In diesem Augenblick wurde an die Tür geklopft, und ein armes altes Weib trat ein und bat demütig um ein Almosen, da es heute für sich und ihre fünf Kinder noch keinen Bissen Brot gehabt habe, indem der Nährvater, ein Waldarbeiter, noch nicht heimgekommen sei.

Wahrscheinlich wollte mir die Köchin zeigen, was für ein mildtätiges Herz sie den Armen gegenüber habe, und legte für die Arme sichtbar einen Kreuzer auf den Rand des Tisches, damit ich nicht glauben sollte, dass es nur ein Pfennig sei. Der Herr Pfarrer drückte ihr eine Münze in die Hand, wenn ich recht gesehen habe, einen Dreier, ich aber auf die nämliche Weise einen Taler mit den Worten: »Geh gleich fort zu deinen Kindern!«

Als nun die Arme mit einem schnellen Blick den Taler erkannte, ging sie nicht gleich fort, sondern fiel mir zu Füßen und dankte mir unter Freudentränen. Ich schob sie sacht zur Tür hinaus.
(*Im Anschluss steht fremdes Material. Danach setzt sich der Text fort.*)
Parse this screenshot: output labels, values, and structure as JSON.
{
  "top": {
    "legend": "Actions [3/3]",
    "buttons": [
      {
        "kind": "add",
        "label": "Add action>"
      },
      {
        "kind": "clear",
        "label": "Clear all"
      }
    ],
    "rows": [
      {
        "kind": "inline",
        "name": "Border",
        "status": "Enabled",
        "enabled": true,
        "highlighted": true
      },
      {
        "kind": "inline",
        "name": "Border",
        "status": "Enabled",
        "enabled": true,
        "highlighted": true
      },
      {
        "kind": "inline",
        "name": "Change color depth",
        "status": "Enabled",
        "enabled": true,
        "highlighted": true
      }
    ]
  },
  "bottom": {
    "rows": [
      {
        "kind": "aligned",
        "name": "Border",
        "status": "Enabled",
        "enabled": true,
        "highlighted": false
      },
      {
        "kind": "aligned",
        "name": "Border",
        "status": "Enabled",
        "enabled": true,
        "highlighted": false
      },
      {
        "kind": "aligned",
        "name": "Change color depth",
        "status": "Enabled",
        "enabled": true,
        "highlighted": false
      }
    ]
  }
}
Die Köchin war blutrot geworden, wahrscheinlich wegen ihres Kreuzers gegenüber meinem Taler.

»Ich bin wirklich recht neugierig, wer meine Frau werden wird«, sagte ich, »ich will keine junge, die keine Erfahrung im Geschäft hat. Die Dienstleute zeigen keinen Respekt vor einer solchen und lachen sie nur aus. Meinetwegen darf sie 12 und 15 Jahre älter sein als ich, wenn sie mir nur gefällt. Seitdem ich Euch gesehen habe, Jungfrau Köchin, weiß ich schon, wie meine Künftige aussehen und beschaffen sein muss.«

»Ei, wie Ihr schmeicheln könnt! Da sieht man den Herrn Edelmann!«

»Dass ich nicht schmeichle, werde ich Euch späterhin beweisen, wenn ich auf meinen Rittergütern angekommen bin, und gerade deshalb will ich meine Reise beschleunigen und sie morgen mit Tagesanbruch fortsetzen.«

Ich warf ihr einen schalkhaften Blick zu, der sie in eine freudige Aufregung brachte. Bald darauf begann das Nachtessen, bei welchem auch ein guter Wein nicht fehlte, der mich zur Erzählung meiner Reise nach Jerusalem begeisterte. Erst spät begab ich mich zur Ruhe.